We have been married almost fifteen years now, and I promise you that not a day goes by that I don’t pinch myself in disbelief that she chose to spend her life with me. When I think back on those eighteen months between our meeting and our wedding, there is one word that sums up that time period—pursuit. I pursued a relationship with Virginia because I wanted to know her.
Christ has pursued us in love, and we are to pursue others with the truth of the gospel and the love of Christ. Active pursuit.
Scripture is emphatic about our responsibility to love those around us. We are to “go,” to “make disciples of all nations” (Matthew 28:19). We are to proclaim the good news to a thirsty world. And we are commanded to love others in a sacrificial way, while loving our fellow brothers and sisters so well that the world actually knows that we are Christians by the evidence of our love for one another.
These imperatives from Scripture can be summed up as pursuit. Christ has pursued us in love, and we are to pursue others with the truth of the gospel and the love of Christ. Active pursuit.
Yet, too often, I am reminded of anything but pursuit when it comes to my many experiences of the way churches engage persons with disability. A different word comes to mind, in fact—accommodation. That word should sound like nails on the chalkboard to any church, and it is certainly a stain on the bride of Christ if it describes a church’s work with various persons in their community.
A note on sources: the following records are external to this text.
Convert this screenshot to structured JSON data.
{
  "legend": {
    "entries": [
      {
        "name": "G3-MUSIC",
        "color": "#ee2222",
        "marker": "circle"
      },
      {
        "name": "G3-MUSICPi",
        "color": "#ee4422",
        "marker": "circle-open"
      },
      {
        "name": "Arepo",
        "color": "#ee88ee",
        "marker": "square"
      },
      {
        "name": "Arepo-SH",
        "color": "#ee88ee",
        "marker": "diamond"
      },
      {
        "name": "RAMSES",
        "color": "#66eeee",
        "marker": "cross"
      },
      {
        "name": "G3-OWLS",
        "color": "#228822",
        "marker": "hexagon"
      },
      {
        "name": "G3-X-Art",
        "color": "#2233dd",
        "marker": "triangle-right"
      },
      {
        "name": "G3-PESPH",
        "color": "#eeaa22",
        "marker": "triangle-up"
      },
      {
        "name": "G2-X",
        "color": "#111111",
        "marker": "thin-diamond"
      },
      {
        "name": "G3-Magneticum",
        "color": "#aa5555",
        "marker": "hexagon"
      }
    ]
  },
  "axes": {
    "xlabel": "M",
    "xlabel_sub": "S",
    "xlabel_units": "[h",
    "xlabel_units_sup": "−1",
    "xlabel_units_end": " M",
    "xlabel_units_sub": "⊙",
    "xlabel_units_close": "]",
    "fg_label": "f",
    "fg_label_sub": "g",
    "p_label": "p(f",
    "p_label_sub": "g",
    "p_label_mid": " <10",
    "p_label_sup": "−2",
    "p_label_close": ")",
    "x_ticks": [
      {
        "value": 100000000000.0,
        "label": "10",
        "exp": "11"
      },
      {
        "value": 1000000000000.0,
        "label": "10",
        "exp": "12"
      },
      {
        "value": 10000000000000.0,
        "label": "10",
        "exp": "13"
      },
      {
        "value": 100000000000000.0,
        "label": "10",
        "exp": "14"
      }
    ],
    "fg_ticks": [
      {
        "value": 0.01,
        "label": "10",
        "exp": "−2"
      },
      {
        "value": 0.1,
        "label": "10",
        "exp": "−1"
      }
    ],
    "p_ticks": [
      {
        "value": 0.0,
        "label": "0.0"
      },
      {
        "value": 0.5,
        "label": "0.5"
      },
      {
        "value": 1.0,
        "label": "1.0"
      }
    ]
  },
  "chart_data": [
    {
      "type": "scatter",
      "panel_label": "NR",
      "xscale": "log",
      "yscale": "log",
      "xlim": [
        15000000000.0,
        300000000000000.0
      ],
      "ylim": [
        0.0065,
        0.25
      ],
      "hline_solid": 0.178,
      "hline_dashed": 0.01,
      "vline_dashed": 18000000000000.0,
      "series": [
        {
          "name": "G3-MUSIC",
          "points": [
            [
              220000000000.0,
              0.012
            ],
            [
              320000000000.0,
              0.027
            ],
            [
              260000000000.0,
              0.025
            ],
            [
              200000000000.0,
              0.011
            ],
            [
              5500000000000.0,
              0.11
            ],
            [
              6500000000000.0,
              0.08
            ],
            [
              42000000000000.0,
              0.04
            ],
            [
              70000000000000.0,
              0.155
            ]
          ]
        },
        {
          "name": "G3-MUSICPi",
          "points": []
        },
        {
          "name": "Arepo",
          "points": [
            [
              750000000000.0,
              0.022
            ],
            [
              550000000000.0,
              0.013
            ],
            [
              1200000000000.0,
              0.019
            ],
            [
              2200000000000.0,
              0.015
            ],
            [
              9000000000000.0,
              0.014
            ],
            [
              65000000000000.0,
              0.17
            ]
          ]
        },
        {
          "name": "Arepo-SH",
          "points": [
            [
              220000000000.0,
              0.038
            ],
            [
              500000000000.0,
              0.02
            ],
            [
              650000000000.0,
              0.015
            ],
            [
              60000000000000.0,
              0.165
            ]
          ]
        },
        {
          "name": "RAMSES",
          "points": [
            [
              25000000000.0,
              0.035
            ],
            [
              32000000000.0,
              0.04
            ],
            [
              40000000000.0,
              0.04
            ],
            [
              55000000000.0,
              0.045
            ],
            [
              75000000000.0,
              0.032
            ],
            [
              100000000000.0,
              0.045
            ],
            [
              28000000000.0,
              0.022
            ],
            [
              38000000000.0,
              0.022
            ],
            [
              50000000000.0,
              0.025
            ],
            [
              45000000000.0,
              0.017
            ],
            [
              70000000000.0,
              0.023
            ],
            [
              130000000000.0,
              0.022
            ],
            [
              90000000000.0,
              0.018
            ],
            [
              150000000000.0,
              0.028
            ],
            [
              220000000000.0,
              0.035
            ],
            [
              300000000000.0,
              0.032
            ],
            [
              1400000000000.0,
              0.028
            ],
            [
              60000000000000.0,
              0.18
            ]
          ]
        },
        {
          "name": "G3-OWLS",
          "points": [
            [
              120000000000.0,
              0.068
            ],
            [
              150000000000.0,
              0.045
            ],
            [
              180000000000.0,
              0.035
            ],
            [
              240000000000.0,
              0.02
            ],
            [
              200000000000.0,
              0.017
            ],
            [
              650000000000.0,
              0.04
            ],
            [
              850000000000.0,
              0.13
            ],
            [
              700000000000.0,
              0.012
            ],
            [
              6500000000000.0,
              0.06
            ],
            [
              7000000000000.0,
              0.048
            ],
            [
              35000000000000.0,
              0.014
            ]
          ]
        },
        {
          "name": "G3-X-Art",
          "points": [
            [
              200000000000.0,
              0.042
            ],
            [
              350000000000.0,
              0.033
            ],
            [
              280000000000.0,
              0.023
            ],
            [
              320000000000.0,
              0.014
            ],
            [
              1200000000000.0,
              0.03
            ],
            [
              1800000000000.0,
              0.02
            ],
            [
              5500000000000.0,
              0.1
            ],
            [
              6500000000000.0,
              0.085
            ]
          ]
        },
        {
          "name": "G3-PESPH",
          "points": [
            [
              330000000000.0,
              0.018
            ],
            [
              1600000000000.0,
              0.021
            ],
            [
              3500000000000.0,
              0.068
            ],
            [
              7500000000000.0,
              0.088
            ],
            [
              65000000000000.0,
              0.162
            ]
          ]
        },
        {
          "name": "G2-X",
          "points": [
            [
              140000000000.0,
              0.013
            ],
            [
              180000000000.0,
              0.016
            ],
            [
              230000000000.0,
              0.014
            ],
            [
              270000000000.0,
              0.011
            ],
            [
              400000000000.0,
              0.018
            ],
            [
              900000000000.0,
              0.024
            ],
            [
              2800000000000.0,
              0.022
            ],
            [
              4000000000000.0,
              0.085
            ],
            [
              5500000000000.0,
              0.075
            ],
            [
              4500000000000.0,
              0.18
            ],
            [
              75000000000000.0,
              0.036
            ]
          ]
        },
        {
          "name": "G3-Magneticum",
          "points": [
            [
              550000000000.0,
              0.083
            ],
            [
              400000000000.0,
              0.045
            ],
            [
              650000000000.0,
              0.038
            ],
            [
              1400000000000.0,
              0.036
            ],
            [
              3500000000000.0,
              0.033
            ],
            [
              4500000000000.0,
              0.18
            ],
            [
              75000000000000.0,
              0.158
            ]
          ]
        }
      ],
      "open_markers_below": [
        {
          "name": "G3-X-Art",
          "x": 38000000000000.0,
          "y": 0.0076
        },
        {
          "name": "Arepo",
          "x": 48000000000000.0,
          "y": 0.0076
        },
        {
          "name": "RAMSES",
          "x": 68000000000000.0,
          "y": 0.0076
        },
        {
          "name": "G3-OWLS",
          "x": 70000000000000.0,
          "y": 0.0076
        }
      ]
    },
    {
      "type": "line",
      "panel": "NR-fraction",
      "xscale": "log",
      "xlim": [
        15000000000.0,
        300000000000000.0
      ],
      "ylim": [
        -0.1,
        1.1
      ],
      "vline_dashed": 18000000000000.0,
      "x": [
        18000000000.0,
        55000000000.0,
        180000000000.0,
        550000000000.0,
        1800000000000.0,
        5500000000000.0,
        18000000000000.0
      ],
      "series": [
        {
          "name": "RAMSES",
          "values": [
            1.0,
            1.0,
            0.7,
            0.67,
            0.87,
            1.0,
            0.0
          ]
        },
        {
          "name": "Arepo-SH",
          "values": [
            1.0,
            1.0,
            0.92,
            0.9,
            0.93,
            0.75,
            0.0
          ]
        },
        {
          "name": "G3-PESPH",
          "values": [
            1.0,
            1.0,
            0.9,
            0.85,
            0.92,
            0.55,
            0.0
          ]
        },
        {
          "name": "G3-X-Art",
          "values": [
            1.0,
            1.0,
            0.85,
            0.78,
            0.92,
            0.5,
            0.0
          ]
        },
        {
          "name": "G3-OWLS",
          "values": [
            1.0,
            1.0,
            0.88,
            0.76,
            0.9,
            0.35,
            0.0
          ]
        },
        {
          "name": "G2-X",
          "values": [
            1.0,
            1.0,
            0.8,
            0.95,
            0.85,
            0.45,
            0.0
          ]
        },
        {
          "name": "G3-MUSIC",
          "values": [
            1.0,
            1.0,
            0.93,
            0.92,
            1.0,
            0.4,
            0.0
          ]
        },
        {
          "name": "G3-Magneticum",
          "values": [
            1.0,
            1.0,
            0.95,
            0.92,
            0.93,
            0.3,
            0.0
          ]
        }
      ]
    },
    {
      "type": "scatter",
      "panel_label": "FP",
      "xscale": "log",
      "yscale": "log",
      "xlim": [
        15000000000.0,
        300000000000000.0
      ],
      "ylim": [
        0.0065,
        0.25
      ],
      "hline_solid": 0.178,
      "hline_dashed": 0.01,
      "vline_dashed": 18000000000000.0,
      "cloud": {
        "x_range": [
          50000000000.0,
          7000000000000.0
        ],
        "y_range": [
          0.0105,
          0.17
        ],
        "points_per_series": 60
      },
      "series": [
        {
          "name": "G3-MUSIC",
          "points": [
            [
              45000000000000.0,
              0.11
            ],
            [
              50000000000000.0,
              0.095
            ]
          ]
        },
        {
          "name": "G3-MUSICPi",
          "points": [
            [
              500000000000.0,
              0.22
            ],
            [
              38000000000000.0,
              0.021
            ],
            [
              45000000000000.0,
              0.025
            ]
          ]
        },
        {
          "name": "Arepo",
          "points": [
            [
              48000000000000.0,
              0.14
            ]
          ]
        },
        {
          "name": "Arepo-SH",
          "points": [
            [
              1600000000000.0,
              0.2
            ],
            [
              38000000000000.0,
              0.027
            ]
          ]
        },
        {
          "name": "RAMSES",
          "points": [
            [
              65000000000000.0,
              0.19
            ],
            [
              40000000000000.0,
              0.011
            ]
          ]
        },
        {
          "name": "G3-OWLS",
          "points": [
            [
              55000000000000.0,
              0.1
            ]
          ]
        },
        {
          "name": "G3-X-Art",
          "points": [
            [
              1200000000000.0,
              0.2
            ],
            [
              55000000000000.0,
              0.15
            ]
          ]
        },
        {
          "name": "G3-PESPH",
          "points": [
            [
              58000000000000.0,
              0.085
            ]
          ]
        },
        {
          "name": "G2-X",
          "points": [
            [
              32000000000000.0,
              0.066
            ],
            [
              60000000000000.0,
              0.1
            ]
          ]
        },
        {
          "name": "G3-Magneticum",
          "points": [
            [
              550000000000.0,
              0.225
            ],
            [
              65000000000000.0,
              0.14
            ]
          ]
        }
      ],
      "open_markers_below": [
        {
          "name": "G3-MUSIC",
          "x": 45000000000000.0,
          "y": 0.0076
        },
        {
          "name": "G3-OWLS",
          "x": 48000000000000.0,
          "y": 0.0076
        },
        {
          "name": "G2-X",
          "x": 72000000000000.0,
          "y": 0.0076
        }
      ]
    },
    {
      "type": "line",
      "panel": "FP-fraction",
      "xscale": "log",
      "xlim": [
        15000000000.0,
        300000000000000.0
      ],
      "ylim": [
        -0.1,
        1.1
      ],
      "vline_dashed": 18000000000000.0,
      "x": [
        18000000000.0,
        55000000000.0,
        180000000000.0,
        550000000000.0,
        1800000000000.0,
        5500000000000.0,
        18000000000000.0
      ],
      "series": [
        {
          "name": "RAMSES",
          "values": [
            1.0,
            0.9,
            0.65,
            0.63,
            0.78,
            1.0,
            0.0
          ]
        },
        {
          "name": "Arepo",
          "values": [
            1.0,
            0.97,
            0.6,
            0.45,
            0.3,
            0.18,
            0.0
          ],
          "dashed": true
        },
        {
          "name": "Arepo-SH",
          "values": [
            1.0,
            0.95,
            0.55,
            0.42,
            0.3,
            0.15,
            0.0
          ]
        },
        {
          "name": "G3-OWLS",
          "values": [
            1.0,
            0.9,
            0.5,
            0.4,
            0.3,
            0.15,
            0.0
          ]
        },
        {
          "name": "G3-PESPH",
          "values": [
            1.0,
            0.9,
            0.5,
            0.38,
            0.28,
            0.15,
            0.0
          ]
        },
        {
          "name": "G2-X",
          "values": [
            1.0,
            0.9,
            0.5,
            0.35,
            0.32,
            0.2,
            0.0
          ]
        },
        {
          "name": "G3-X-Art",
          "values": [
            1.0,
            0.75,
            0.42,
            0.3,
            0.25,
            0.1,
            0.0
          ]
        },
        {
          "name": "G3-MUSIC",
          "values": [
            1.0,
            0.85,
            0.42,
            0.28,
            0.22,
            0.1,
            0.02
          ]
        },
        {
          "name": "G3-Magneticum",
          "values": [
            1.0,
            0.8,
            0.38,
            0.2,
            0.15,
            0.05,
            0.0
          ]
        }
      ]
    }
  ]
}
Imagine how ministry would change if the church decided it truly, actively wanted to get to know persons of all shapes, sizes, and abilities.
I certainly don’t accommodate my wife. I pursue her. It would hurt our marriage if I stopped treating her like someone I actively want present in my life and started treating her like someone who just happens to be in my life.
The gospel has pursuit over accommodation in mind when we engage persons in our community. Imagine how ministry would change if the church decided it truly, actively wanted to get to know persons of all shapes, sizes, and abilities. That’s the call of Jesus. And we have some work to do.